The administration’s move to open these new holding sites comes in the middle of a period that has left roughly 20,500 unaccompanied minors in U.S. custody as of Thursday, according to Customs and Border Protection and the Department of Health and Human Services, or HHS. Reports from the border have described overcrowded facilities that have left hundreds of children younger than 13 jailed for longer than the maximum 72 hours permitted by law.
In response to concerns from environmental justice activists about the new holding sites, HHS told Grist that the agency continues to take “the safety and health of unaccompanied children referred to [its] care with the utmost seriousness” and that it would conduct environmental assessments before children enter any new facilities, in accordance with its longstanding policy.
News reports and administrative leaks show that other toxic sites are under consideration as new holding sites as well.
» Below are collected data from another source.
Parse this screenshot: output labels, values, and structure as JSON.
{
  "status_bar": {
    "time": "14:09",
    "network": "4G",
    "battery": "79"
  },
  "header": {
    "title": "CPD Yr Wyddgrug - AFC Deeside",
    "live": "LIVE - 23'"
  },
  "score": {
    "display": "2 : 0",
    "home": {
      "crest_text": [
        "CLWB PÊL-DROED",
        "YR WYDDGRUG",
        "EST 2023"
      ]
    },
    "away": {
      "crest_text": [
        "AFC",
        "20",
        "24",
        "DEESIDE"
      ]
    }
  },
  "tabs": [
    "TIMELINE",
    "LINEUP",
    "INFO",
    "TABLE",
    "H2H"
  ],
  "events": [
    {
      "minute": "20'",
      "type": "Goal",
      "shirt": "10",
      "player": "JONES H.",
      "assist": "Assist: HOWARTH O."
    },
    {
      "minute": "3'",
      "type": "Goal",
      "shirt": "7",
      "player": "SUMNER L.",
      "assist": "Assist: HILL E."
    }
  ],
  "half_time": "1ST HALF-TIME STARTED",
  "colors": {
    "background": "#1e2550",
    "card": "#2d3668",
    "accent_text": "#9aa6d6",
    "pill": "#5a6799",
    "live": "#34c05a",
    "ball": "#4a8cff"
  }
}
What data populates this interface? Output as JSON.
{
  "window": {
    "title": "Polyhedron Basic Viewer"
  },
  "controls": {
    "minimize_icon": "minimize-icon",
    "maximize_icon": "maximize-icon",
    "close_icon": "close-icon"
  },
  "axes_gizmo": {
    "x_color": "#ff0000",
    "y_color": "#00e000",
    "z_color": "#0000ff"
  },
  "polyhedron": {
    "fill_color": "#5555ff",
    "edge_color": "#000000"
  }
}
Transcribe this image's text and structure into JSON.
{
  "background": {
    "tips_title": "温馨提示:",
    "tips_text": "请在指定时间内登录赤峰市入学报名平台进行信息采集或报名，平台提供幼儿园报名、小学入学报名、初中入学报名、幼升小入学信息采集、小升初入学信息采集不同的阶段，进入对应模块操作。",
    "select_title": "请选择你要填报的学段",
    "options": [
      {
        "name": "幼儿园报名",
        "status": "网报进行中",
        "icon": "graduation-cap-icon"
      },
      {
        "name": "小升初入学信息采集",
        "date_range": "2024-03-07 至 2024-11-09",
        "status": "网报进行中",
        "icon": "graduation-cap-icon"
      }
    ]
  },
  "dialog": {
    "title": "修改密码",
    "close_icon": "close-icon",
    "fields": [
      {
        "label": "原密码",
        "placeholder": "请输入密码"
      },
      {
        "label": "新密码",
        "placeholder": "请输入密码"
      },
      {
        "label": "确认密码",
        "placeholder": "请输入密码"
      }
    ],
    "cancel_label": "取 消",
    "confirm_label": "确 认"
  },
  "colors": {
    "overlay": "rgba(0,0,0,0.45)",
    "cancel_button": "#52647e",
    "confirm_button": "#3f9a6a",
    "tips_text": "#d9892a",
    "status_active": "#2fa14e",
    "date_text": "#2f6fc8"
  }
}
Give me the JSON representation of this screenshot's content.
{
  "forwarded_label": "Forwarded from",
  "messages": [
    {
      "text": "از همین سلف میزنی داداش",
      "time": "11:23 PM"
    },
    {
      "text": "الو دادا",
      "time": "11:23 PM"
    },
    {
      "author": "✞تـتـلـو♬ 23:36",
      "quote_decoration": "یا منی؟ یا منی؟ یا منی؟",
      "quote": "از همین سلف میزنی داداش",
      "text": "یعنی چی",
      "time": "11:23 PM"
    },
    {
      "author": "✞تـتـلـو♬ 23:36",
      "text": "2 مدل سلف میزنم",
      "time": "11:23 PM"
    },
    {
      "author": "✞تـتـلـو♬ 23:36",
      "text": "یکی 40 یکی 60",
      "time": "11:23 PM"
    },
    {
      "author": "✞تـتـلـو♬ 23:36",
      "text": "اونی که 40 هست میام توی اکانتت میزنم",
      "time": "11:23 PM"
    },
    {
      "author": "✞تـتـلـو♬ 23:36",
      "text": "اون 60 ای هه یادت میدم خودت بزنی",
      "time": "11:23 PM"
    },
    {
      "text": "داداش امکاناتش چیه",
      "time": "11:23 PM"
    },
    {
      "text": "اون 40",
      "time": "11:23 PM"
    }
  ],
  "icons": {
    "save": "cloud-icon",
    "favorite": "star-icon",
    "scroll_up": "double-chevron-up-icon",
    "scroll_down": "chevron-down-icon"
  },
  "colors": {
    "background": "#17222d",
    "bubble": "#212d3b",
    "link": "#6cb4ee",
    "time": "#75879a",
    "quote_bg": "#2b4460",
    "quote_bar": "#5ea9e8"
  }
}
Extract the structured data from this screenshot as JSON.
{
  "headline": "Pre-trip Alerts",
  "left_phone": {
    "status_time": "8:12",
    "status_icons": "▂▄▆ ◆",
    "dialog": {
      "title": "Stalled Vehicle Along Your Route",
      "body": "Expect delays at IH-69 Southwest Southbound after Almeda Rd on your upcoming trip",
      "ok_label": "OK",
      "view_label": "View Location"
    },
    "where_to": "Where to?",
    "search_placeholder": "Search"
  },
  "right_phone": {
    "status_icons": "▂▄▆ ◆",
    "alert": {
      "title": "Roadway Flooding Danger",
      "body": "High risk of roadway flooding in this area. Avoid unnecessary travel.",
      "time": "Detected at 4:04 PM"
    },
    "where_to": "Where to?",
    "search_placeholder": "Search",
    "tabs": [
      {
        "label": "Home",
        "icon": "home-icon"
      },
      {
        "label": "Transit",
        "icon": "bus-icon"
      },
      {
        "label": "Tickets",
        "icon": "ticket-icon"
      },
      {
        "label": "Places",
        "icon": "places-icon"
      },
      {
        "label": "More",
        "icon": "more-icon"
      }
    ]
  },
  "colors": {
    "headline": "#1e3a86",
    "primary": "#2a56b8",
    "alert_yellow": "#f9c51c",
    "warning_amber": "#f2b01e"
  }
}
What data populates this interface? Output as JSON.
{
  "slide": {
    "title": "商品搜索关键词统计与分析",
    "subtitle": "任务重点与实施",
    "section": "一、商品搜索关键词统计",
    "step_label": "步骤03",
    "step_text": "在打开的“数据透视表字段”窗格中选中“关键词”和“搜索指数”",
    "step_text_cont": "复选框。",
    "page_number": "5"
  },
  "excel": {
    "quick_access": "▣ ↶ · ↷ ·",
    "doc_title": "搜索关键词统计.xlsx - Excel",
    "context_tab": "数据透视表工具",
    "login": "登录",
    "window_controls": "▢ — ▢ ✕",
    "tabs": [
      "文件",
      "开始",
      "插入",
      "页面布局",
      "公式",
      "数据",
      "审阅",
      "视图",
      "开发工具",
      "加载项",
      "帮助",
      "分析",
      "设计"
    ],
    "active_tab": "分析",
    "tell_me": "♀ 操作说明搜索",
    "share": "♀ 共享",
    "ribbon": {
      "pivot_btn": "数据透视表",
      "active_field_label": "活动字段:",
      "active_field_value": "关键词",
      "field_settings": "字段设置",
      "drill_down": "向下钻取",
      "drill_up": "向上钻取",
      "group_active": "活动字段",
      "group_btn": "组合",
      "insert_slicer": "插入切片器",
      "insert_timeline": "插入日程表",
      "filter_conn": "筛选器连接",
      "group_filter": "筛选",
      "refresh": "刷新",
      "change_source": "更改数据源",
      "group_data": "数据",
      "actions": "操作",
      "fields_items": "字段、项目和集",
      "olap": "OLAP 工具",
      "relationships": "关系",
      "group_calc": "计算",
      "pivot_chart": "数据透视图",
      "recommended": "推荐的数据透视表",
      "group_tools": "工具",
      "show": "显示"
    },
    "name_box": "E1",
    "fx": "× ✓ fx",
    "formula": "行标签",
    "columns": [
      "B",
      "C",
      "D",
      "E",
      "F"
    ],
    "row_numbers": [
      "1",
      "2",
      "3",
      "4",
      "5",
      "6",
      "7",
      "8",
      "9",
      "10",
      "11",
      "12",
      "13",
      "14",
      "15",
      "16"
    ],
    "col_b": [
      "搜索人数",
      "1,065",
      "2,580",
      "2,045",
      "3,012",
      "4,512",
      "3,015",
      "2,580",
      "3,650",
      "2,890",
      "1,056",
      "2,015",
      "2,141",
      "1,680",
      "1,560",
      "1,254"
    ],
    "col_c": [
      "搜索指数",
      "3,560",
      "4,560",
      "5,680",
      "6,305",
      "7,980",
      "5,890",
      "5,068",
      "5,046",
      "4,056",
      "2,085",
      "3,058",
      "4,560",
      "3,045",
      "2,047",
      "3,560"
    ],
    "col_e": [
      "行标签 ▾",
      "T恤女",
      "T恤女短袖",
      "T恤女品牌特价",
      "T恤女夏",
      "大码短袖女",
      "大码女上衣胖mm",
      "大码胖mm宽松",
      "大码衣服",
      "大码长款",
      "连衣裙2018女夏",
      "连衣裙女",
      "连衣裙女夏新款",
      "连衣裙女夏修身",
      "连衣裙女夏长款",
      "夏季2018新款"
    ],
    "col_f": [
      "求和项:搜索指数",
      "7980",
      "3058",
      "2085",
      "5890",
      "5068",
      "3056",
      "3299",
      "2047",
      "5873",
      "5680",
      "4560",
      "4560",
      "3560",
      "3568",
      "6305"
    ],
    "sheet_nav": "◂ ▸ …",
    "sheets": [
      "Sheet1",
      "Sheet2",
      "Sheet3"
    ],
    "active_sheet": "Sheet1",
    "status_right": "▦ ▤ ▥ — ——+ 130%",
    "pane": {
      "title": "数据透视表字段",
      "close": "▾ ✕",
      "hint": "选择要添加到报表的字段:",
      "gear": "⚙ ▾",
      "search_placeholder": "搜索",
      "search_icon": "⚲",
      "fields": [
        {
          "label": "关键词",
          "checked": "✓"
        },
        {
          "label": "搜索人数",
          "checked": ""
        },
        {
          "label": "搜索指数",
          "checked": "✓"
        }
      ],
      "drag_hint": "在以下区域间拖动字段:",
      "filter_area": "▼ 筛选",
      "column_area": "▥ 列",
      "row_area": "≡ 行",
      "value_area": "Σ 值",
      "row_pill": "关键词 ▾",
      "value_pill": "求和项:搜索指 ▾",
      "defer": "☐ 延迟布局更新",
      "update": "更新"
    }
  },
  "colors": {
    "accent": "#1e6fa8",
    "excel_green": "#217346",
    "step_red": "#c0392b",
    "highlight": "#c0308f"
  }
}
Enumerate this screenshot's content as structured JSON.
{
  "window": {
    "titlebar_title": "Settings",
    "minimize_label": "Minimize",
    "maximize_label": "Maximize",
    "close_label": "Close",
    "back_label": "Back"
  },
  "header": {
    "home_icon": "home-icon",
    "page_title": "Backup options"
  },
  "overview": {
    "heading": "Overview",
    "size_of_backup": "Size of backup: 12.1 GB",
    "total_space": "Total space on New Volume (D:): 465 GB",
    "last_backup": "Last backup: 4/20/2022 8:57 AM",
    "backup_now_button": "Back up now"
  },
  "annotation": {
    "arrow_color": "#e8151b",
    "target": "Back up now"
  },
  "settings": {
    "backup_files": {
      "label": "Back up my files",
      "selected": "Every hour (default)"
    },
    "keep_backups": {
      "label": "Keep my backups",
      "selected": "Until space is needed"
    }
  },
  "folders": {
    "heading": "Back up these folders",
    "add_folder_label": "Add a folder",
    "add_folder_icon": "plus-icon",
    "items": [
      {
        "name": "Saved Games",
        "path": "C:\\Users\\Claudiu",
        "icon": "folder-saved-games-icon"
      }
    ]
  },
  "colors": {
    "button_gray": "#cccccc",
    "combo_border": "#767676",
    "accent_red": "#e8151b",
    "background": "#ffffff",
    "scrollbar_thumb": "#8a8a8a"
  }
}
Since 2018, Earthjustice has identified at least six youth facilities, either in active use or under consideration for future use, that are home to levels of toxins and chemical waste considered unfit for residential use. Many of them are current or former military bases. Earthjustice says that HHS’s environmental assessments are insufficient and that many past sites were deemed safe by the department despite evidence showing contamination levels that were potentially harmful to humans.
“These children don’t deserve to be sentenced to cancer and other consequences of environmental hazards within these facilities,” said Raul Garcia, a legislative director at EarthJustice. “They shouldn’t be punished for something that isn’t their fault and is out of their control.”
Garcia called it ironic that many of those displaced by natural disasters are subjected to a new form of environmental violence once they reach the U.S. A large portion of youth arriving at the border are from Central American countries that were devastated by Hurricanes Eta and Iota in November.
“Poor people of color generally tend to receive all the burden of the racist system that already exists within the United States,” said Garcia. “There is this cycle of environmental trauma for immigrants.”
Historically, Earthjustice and other advocacy groups have found more success blocking the use of migrant detention sites that are privately-owned, rather than military bases. In addition to the canceled reopening of the Homestead Migrant Detention Facility in Florida, two other detention sites have been nixed for their environmental failures over the past month. A site in Midland, Texas, was briefly closed to new arrivals after the state warned that its water wasn’t drinkable due to chemical contamination. A proposed holding location at a NASA research center in Moffett, California, was also scrapped after activists highlighted its proximity to a known Superfund site with high levels of toxic chemicals.
In a statement following the opening of Fort Bliss, Earthjustice said that the Biden administration’s recent moves show that the country has failed to create conditions to keep those in custody safe. Pointing to reports of forced sterilization, the use of industrial chemical disinfectants at other migrant detention facilities, and uncontrolled outbreaks of COVID-19,” the group is calling on Biden to immediately halt the use of both private and government-owned sites that “place children in such unsafe facilities” and find options that don’t use “toxic sites, military sites, or detention-like settings” to house children.